Ball Aerospace (Fairborn, OH), the prime contractor for the project, contacted Eckel Noise Control Technologies to upgrade the chamber. Eckel selected Viking Enterprises (Waterford, CT) to prepare the chamber and perform the installation of the wedges and the new cable mesh floor. To start, Viking carefully removed all the existing wedges and the old HVAC ductwork. The room was then completely cleaned and sanitized down to the bare concrete walls. Wright-Patterson replaced the original 16-channel system with a 22-channel, state-of-the-art sound-generation system, and the loudspeakers in the array were replaced. The supports for the sphere were also upgraded, providing additional stability and increasing the space available to maneuver in the chamber. At this point a scaffold was carefully built around the sphere to facilitate the installation of the new wedges. New ductwork and a high-volume exhaust fan were also installed to increase airflow while maintaining the extremely low noise floor required for research. The cable floor was also replaced.

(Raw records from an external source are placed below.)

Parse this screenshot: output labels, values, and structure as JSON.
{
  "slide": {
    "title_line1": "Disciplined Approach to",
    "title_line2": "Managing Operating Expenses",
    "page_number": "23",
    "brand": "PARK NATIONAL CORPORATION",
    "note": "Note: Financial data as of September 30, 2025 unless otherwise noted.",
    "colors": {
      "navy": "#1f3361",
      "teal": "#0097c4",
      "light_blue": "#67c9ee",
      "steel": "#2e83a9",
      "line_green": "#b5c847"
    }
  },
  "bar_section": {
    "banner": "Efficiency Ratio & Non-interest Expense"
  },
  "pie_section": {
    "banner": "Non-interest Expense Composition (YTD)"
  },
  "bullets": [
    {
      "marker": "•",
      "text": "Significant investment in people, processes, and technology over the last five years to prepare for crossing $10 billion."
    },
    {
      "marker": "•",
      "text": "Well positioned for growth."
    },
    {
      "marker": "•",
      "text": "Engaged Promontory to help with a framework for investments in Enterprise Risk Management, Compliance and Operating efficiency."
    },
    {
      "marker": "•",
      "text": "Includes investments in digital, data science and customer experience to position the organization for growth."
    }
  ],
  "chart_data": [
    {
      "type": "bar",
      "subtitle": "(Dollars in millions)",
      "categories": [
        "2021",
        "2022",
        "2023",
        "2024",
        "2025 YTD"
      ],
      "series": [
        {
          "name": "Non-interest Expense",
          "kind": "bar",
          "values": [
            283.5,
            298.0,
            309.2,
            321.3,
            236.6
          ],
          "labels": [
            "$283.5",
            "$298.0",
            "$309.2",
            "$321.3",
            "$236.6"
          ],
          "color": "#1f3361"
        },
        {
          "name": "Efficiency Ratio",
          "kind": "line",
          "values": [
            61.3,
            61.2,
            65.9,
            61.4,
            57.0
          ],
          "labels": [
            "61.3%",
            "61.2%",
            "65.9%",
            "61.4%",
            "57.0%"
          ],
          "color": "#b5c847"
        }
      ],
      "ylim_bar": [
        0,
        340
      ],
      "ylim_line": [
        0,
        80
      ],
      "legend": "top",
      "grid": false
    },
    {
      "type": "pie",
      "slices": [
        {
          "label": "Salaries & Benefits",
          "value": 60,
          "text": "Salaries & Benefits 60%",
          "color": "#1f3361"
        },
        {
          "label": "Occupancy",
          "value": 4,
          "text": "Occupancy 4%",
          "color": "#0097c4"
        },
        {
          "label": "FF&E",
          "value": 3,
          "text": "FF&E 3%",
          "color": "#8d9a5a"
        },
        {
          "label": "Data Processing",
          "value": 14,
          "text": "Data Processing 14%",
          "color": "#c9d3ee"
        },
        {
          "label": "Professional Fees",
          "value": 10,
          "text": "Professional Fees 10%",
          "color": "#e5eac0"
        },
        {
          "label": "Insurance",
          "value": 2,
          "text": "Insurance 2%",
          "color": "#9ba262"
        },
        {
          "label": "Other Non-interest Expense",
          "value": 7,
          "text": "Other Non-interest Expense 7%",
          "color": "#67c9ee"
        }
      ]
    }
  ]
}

“The project was a challenge from the start, but the Wright-Patterson staff was incredibly helpful and patient in our efforts to get this project done on time,” says Dave Engdall, Viking’s senior superintendent, who oversaw the project.

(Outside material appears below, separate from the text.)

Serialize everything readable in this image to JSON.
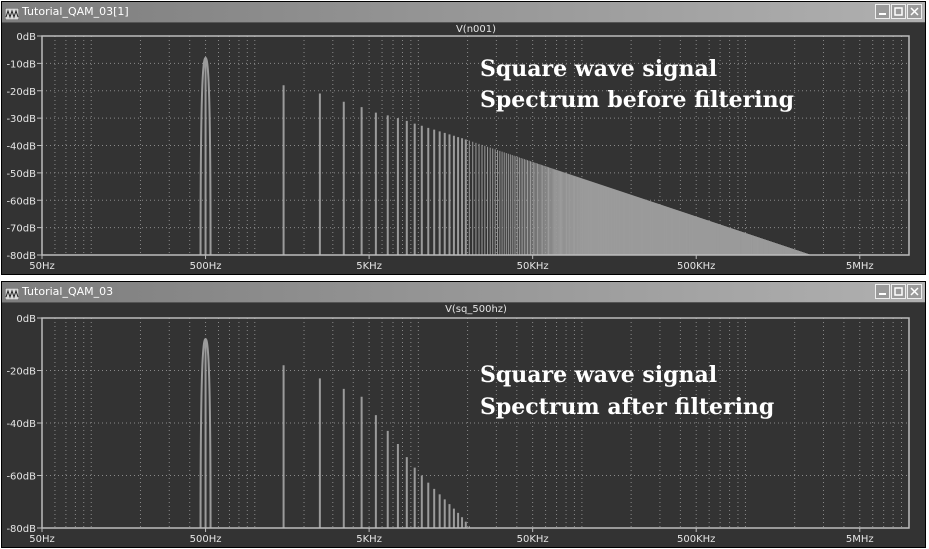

Other innovations were necessary to get the job done. According to Jeff Morse, vice president at Eckel, “We had to design a wedge door that was a combination cage and interlocking door. We also had to design nine framed openings in the cable floor to accommodate the supports for the sphere. Both of those were firsts for us”

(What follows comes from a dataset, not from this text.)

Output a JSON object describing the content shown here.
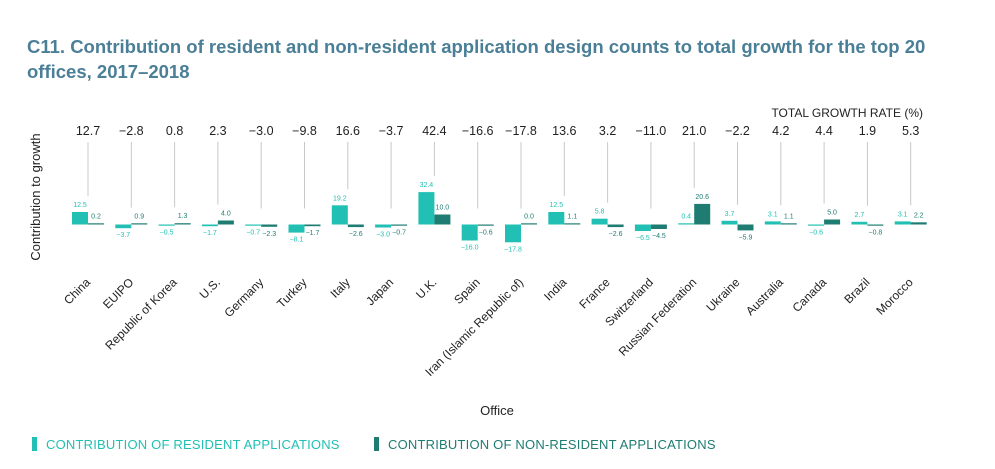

“The new chamber has an inside wedge-tip-to-wedge-tip dimension of 23 ft. and was designed to have a cut-off frequency of 80 Hz, but when we ran the qualification tests, we actually achieved a cut-off frequency of 63 Hz,” said Morse. The cut-off frequency is that frequency above which 99.9% of the sound energy hitting the wedges is absorbed.
According to Dr. Brian Simpson, technical advisor, Battlespace Acoustics, Air Force Research Laboratory, “The Auditory Localization Facility (ALF) is a one-of-a-kind, world-class laboratory and one of AFRL’s flagship facilities. Due to its unique design and requirements, upgrading the facility posed several challenges, necessitating innovative approaches to address design constraints, infrastructure repairs, and the scientific mission of the Battlespace Acoustics Branch. The team of Eckel Industries and Viking Enterprises was able to meet these requirements, re-establish the acoustic integrity of the environment, and enhance our overall research capabilities. They demonstrated a deep knowledge and understanding of our needs, a high level of professionalism, and a true desire to provide us with the best facility possible. We have been pleased thus far with our newly upgraded facility and look forward to testing and demonstrating its capabilities as we resume our research activities in this unique space.”